Under an arrangement with prosecutors, the former officer, Brian Jeffrey Raymond of La Mesa, Calif., pleaded guilty in U.S. District Court in Washington to four of the 25 criminal charges that he had faced: one count each of sexual abuse, abusive sexual contact, coercion and enticement and transportation of obscene material.
In exchange for his plea, prosecutors agreed to drop the rest of the charges and recommend a sentence between 24 and 30 years with a lifetime supervised release. Sentencing is set for September 2024, prosecutors said.
Mr. Raymond’s crimes date as far back as 2006 and as recently as 2020 and took place in multiple countries where he had been working for the U.S. government, prosecutors said.
Mr. Raymond, 47, admitted to drugging and photographing or recording dozens of women while they were naked or partially naked at his government-provided housing in Mexico and in at least one other country, which was unnamed in court documents.
Three of the criminal counts that he had faced were for crimes that had occurred in the Washington, D.C., area, according to the indictment.
In total, Mr. Raymond abused 28 women over the 14-year period, prosecutors said.
“Many of the recordings show Raymond touching and manipulating the victim’s bodies while they were unconscious and incapable of consent,” the Justice Department said in a news release on Tuesday. “Raymond attempted to delete the explicit photographs and videos depicting the victims after learning about the criminal investigation.”

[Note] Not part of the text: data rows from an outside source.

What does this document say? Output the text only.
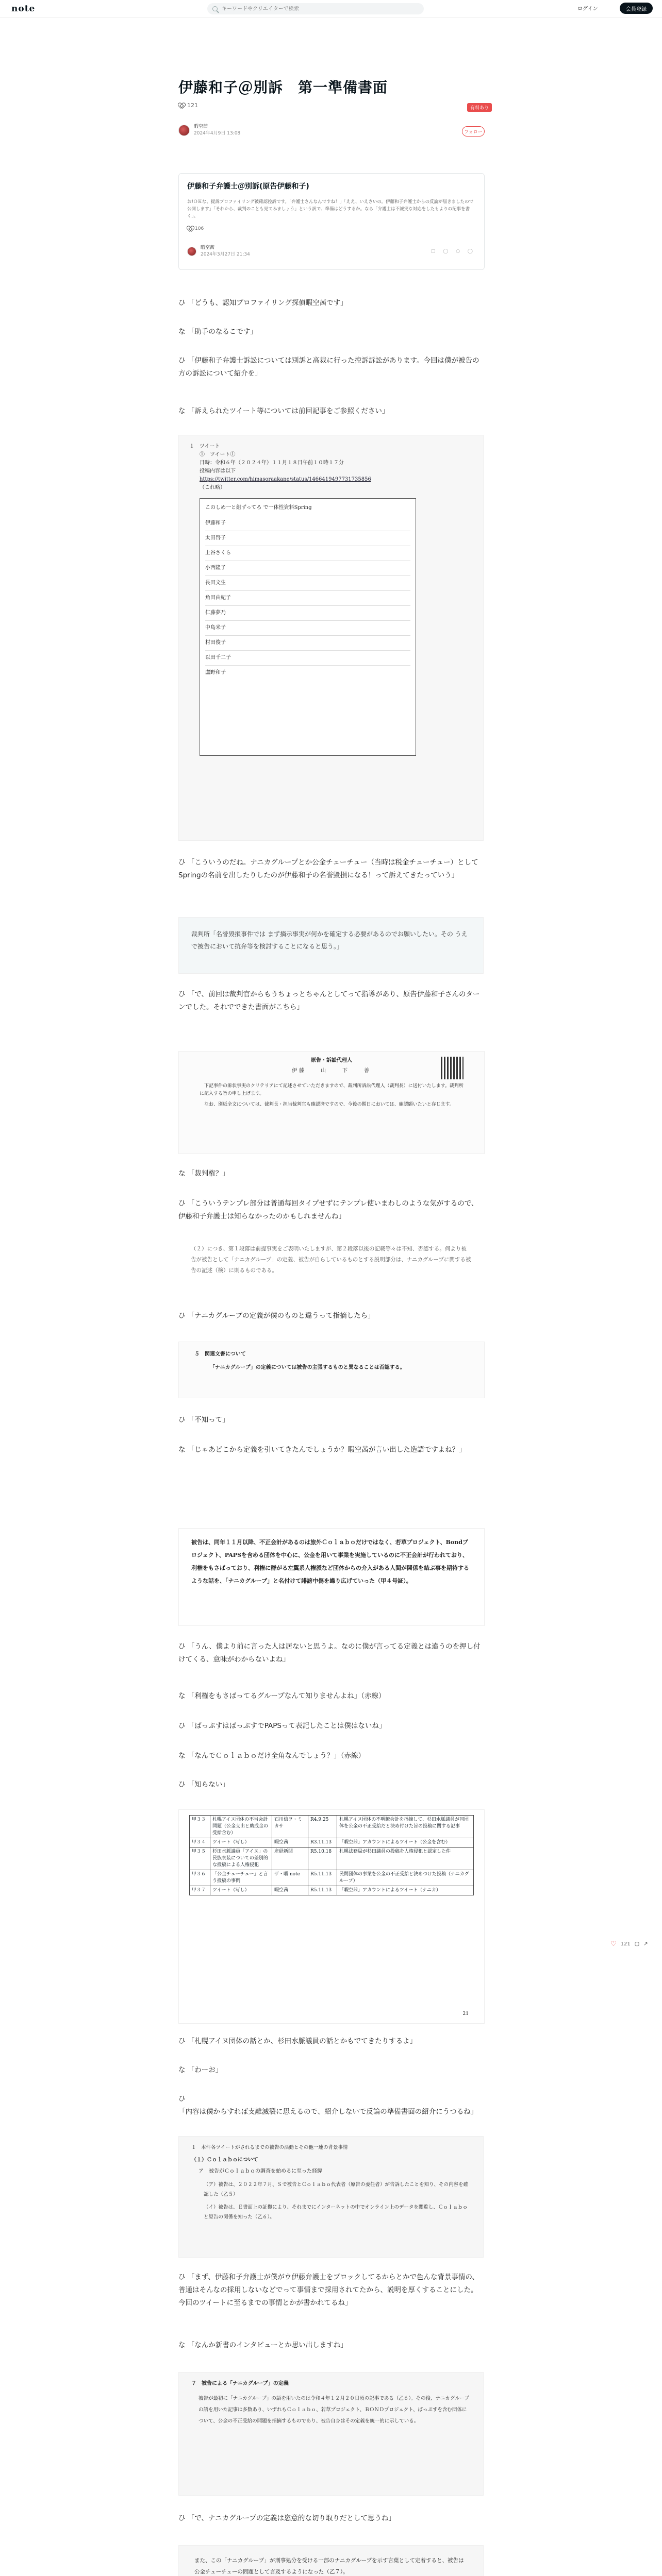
note
キーワードやクリエイターで検索	ログイン	会員登録
伊藤和子＠別訴　第一準備書面
121	有料あり
暇空茜
2024年4月9日 13:08	フォロー
伊藤和子弁護士＠別訴(原告伊藤和子)
お!ＯＫな、提訴プロファイリング被確認控訴です。「弁護士さんなんですね！」「ええ、いえさいの。伊藤和子弁護士からの反論が届きましたので公開します」「それから、裁判のことも見てみましょう」という訳で、準備はどうするか。なら「弁護士は不誠実な対応をしたもよりの記事を書く」。
106
暇空茜
2024年3月27日 21:34
□ ◯ ○ ◯
ひ 「どうも、認知プロファイリング探偵暇空茜です」
な 「助手のなるこです」
ひ 「伊藤和子弁護士訴訟については別訴と高裁に行った控訴訴訟があります。今回は僕が被告の方の訴訟について紹介を」
な 「訴えられたツイート等については前回記事をご参照ください」
１　ツイート
①　ツイート①
日時：令和６年（２０２４年）１１月１８日午前１０時１７分
投稿内容は以下
https://twitter.com/himasoraakane/status/1466419497731735856
（これ略）
このしめ一と組ずってろ で一体性資料Spring
伊藤和子
太田啓子
上谷さくら
小西隆子
長田文生
角田由紀子
仁藤夢乃
中島米子
村田俊子
以田千二子
盧野和子
ひ 「こういうのだね。ナニカグループとか公金チューチュー（当時は税金チューチュー）としてSpringの名前を出したりしたのが伊藤和子の名誉毀損になる！って訴えてきたっていう」
裁判所「名誉毀損事件では まず摘示事実が何かを確定する必要があるのでお願いしたい。その うえで被告において抗弁等を検討することになると思う。」
ひ 「で、前回は裁判官からもうちょっとちゃんとしてって指導があり、原告伊藤和子さんのターンでした。それでできた書面がこちら」
原告・訴訟代理人
伊藤　　山　　下　　善
　下記事件の訴状事実のクリテリアにて記述させていただきますので、裁判所訴訟代理人（裁判長）に送付いたします。裁判所に記入する旨の申し上げます。
　なお、別紙全文については、裁判長・担当裁判官も確認済ですので、今後の期日においては、確認願いたいと存じます。
な 「裁判権？」
ひ 「こういうテンプレ部分は普通毎回タイプせずにテンプレ使いまわしのような気がするので、伊藤和子弁護士は知らなかったのかもしれませんね」
（２）につき、第１段落は前提事実をご表明いたしますが、第２段落以後の記載等々は不知、否認する。何より被告が被告として「ナニカグループ」の定義、被告が自らしているものとする説明部分は、ナニカグループに関する被告の記述（検）に則るものである。
ひ 「ナニカグループの定義が僕のものと違うって指摘したら」
５　関連文書について
「ナニカグループ」の定義については被告の主張するものと異なることは否認する。
ひ 「不知って」
な 「じゃあどこから定義を引いてきたんでしょうか？暇空茜が言い出した造語ですよね？」
被告は、同年１１月以降、不正会計があるのは旅外Ｃｏｌａｂｏだけではなく、若草プロジェクト、Bondプロジェクト、PAPSを含める団体を中心に、公金を用いて事業を実施しているのに不正会計が行われており、利権をもさばっており、利権に群がる左翼系人権派など団体からの介入がある人間が関係を結ぶ事を期待するような話を、「ナニカグループ」と名付けて誹謗中傷を繰り広げていった（甲４号証）。
ひ 「うん、僕より前に言った人は居ないと思うよ。なのに僕が言ってる定義とは違うのを押し付けてくる、意味がわからないよね」
な 「利権をもさばってるグループなんて知りませんよね」（赤線）
ひ 「ぱっぷすはばっぷすでPAPSって表記したことは僕はないね」
な 「なんでＣｏｌａｂｏだけ全角なんでしょう？」（赤線）
ひ 「知らない」
甲３３	札幌アイヌ団体の不当会計問題（公金支出と助成金の受給含む）	石川信ヲ・ミカサ	R4.9.25	札幌アイヌ団体の不明瞭会計を指摘して、杉田水脈議員が同団体を公金の不正受給だと決め付けた旨の投稿に関する記事
甲３４	ツイート（写し）	暇空茜	R3.11.13	「暇空茜」アカウントによるツイート（公金を含む）
甲３５	杉田水脈議員「アイヌ」の民族衣装についての差別的な投稿による人権侵犯	産経新聞	R5.10.18	札幌法務局が杉田議員の投稿を人権侵犯と認定した件
甲３６	「公金チューチュー」と言う投稿の事例	ザ・暇 note	R5.11.13	民間団体の事業を公金の不正受給と決めつけた投稿（ナニカグループ）
甲３７	ツイート（写し）	暇空茜	R5.11.13	「暇空茜」アカウントによるツイート（ナニカ）
21
♡ 121 ▢ ↗
ひ 「札幌アイヌ団体の話とか、杉田水脈議員の話とかもでてきたりするよ」
な 「わーお」
ひ 「内容は僕からすれば支離滅裂に思えるので、紹介しないで反論の準備書面の紹介にうつるね」
１　本件各ツイートがされるまでの被告の活動とその他一連の背景事情
（１）Ｃｏｌａｂｏについて
ア　被告がＣｏｌａｂｏの調査を始めるに至った経緯
（ア）被告は、２０２２年７月、Ｓで被告とＣｏｌａｂｏ代表者（原告の委任者）が告訴したことを知り、その内容を確認した（乙５）
（イ）被告は、Ｅ書面上の証拠により、それまでにインターネットの中でオンライン上のデータを閲覧し、Ｃｏｌａｂｏと原告の関係を知った（乙６）。
ひ 「まず、伊藤和子弁護士が僕がウ伊藤弁護士をブロックしてるからとかで色んな背景事情の、普通はそんなの採用しないなどでって事情まで採用されてたから、説明を厚くすることにした。今回のツイートに至るまでの事情とかが書かれてるね」
な 「なんか新書のインタビューとか思い出しますね」
７　被告による「ナニカグループ」の定義
被告が最初に「ナニカグループ」の語を用いたのは令和４年１２月２０日頃の記事である（乙６）。その後、ナニカグループの語を用いた記事は多数あり、いずれもＣｏｌａｂｏ、若草プロジェクト、ＢＯＮＤプロジェクト、ぱっぷすを含む団体について、公金の不正受給の問題を指摘するものであり、被告自身はその定義を統一的に示している。
ひ 「で、ナニカグループの定義は恣意的な切り取りだとして思うね」
また、この「ナニカグループ」が刑事処分を受ける一部のナニカグループを示す言葉として定着すると、被告は公金チューチューの問題として言及するようになった（乙７）。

Mr. Raymond’s lawyer, Howard Bernard Katzoff, could not immediately be reached for comment on Tuesday evening.
In a statement on Tuesday, the C.I.A. said: “C.I.A. condemns in the strongest terms the crimes committed by former Agency officer Brian Jeffrey Raymond, who was arrested in 2020. As this case shows, we are committed to engaging with law enforcement to ensure that justice is served.”
The agency added that it had taken “significant steps” to combat sexual assault among its ranks, including the establishment of an office focused on “sexual assault and prevention.”

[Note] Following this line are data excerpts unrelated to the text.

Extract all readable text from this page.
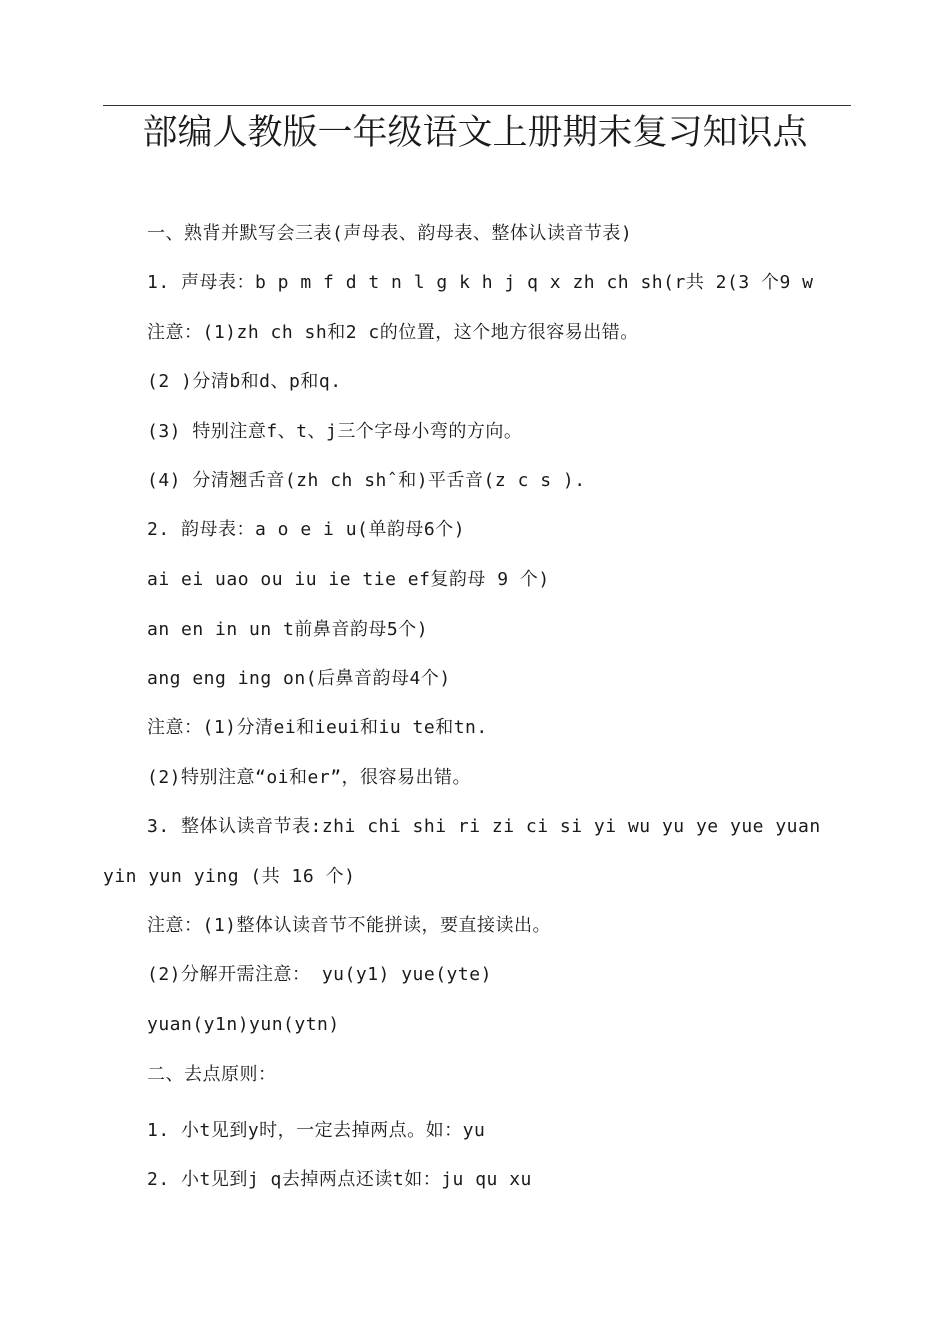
部编人教版一年级语文上册期末复习知识点
一、熟背并默写会三表(声母表、韵母表、整体认读音节表)
1. 声母表：b p m f d t n l g k h j q x zh ch sh(r共 2(3 个9 w
注意：(1)zh ch sh和2 c的位置，这个地方很容易出错。
(2 )分清b和d、p和q.
(3) 特别注意f、t、j三个字母小弯的方向。
(4) 分清翘舌音(zh ch shˆ和)平舌音(z c s ).
2. 韵母表：a o e i u(单韵母6个)
ai ei uao ou iu ie tie ef复韵母 9 个)
an en in un t前鼻音韵母5个)
ang eng ing on(后鼻音韵母4个)
注意：(1)分清ei和ieui和iu te和tn.
(2)特别注意“oi和er”，很容易出错。
3. 整体认读音节表:zhi chi shi ri zi ci si yi wu yu ye yue yuan
yin yun ying (共 16 个)
注意：(1)整体认读音节不能拼读，要直接读出。
(2)分解开需注意： yu(y1) yue(yte)
yuan(y1n)yun(ytn)
二、去点原则：
1. 小t见到y时，一定去掉两点。如：yu
2. 小t见到j q去掉两点还读t如：ju qu xu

The U.S. Attorney’s Office for the District of Columbia declined to comment.
Mr. Raymond’s most recent assaults, according to prosecutors, happened in 2019 and 2020 in Mexico City, where he had been living while on assignment at the American Embassy.
He raped six different women in while in Mexico, with each assault following the same pattern, according to court documents.
Mr. Raymond met women through dating apps like Bumble and Tinder, spoke to them in Spanish and presented himself as a “high-level Embassy employee in whom the government had reposed special trust,” according to an agreed-upon statement of facts filed in court on Tuesday.
He drugged the women’s drinks and led them back to his embassy-leased apartment, where he would sexually assault and photograph them while they were unconscious, according to court records.
In some cases, the women regained conscious as Mr. Raymond was assaulting them.
The F.B.I. and the State Department began investigating Mr. Raymond in May 2020 after the Mexican police responded to a call at Mr. Raymond’s Mexico City apartment for a report of “a naked, hysterical woman desperately screaming for help” from the balcony, according to prosecutors.
The woman told the police that she had blacked out after drinking wine that Mr. Raymond had served her and did not remember having sex with him, though she had injuries indicating vaginal and anal penetration, prosecutors said.
Investigators said they discovered a trail of damning evidence on his electronic devices, including searches on his phones for “passed out gorl” and multiple videos of “passed out” women in his YouTube watch history.
On his laptop, investigators found searches for “passed out,” “ambien” and “Ambien and alcohol and pass out” along with similar queries, court records show.
The authorities also recovered about 400 photos and videos of his victims on his iCloud drive, along with dozens of messages he had exchanged with women, prosecutors said.
The federal authorities arrested Mr. Raymond in San Diego in October 2020 and initially charged him with photographing a woman he had met on Tinder in Virginia in 2017 while she was unconscious.
He was subsequently charged in connection with the additional victims in a superseding indictment in February 2023.